California Governor Gavin Newson won the referendum called by Republican opponents, according to first preliminary data.
Preliminary results from the postal vote show that 66.8% of Californians (5.5 million) supported the governor’s continuation.
According to the same data, 33.2% of voters (2.7 million) voted for removal. Although the new face-to-face recount of votes may reduce the margin, the final result will not change.
On Tuesday, former President Donald Trump accused Democrats of electoral fraud before the polls closed.
Republicans needed more than 50% of the votes to get the governor of the state removed, in this case, opening the possibility of electing a replacement through a simple majority among the 46 candidates who presented themselves.
Larry Elder, political commentator and author of a radio show, led the list of opponents against the Democratic governor.
The Newson ousting campaign has mobilized since the end of last year after the governor launched drastic measures against the wave of the new coronavirus pandemic that made California the state with the highest number of deaths from SARS CoV-2 (67,000 deaths) across the country.
At the time when the measures against the propagation of the coronavirus were in force, a scandal arose which originated in the disclosure of photographs of Newson dining at a luxury restaurant, not respecting the measures he had ordered.
California is traditionally a Democratic state and polls have always been favorable to Newson. Even so, the margins were shrinking, leading the Democratic Party to mobilize all means, with President Joe Biden participating in the final phase of the campaign.
The results of the California referendum are known at the same time as the Washington Post newspaper is publishing excerpts from General Mark Milley’s book on the final days of Donald Trump’s presidency.

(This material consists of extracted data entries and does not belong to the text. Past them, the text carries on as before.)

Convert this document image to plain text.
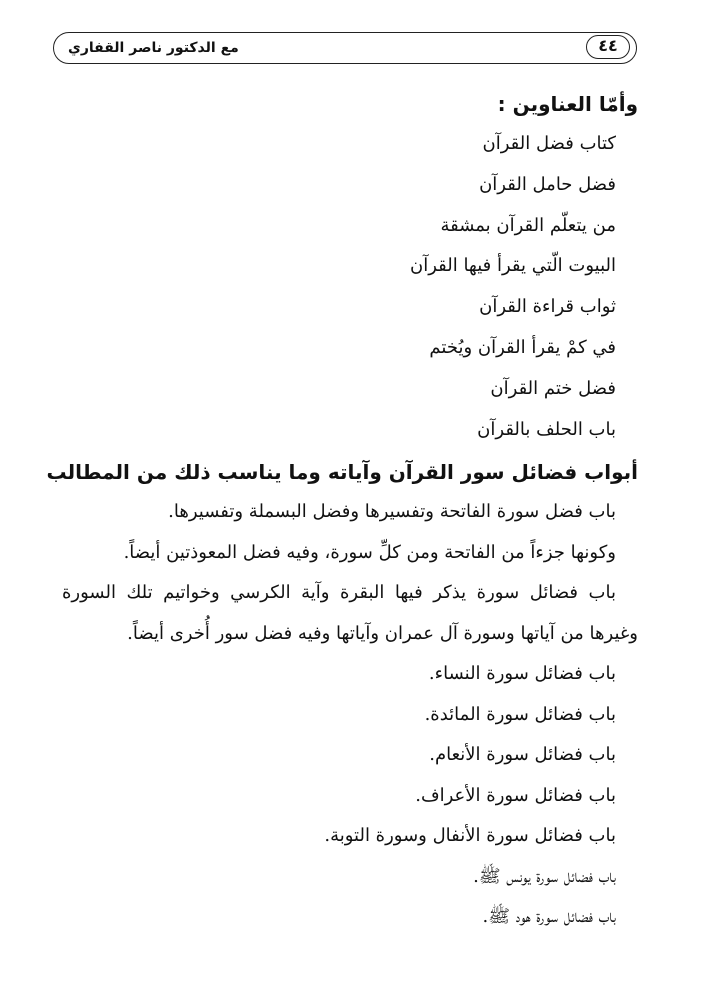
٤٤
مع الدكتور ناصر القفاري
وأمّا العناوين :
كتاب فضل القرآن
فضل حامل القرآن
من يتعلّم القرآن بمشقة
البيوت الّتي يقرأ فيها القرآن
ثواب قراءة القرآن
في كمْ يقرأ القرآن ويُختم
فضل ختم القرآن
باب الحلف بالقرآن
أبواب فضائل سور القرآن وآياته وما يناسب ذلك من المطالب

باب فضل سورة الفاتحة وتفسيرها وفضل البسملة وتفسيرها.

وكونها جزءاً من الفاتحة ومن كلِّ سورة، وفيه فضل المعوذتين أيضاً.

باب فضائل سورة يذكر فيها البقرة وآية الكرسي وخواتيم تلك السورة وغيرها من آياتها وسورة آل عمران وآياتها وفيه فضل سور أُخرى أيضاً.

باب فضائل سورة النساء.
باب فضائل سورة المائدة.
باب فضائل سورة الأنعام.
باب فضائل سورة الأعراف.
باب فضائل سورة الأنفال وسورة التوبة.
باب فضائل سورة يونس ﷺ.
باب فضائل سورة هود ﷺ.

The Pentagon’s highest official refers notably to Donald Trump’s “state of mind” during the last days of his term as head of state, prompting Mark Milley to take steps to “avoid a war against the People’s Republic of China”.
According to Washington Post journalists Bob Woodward and Robert Costa, the US Army Chief of Staff (Mark Milley) called his Chinese counterpart to assure him that the United States would not attack the People’s Republic of China.
According to extracts from the controversial book published in the digital edition of the Washington Post and which are being released this Wednesday by CNN, General Milley made his own deputies promise not to respect Donald Trump’s “extreme orders”, namely the use of weaponry nuclear.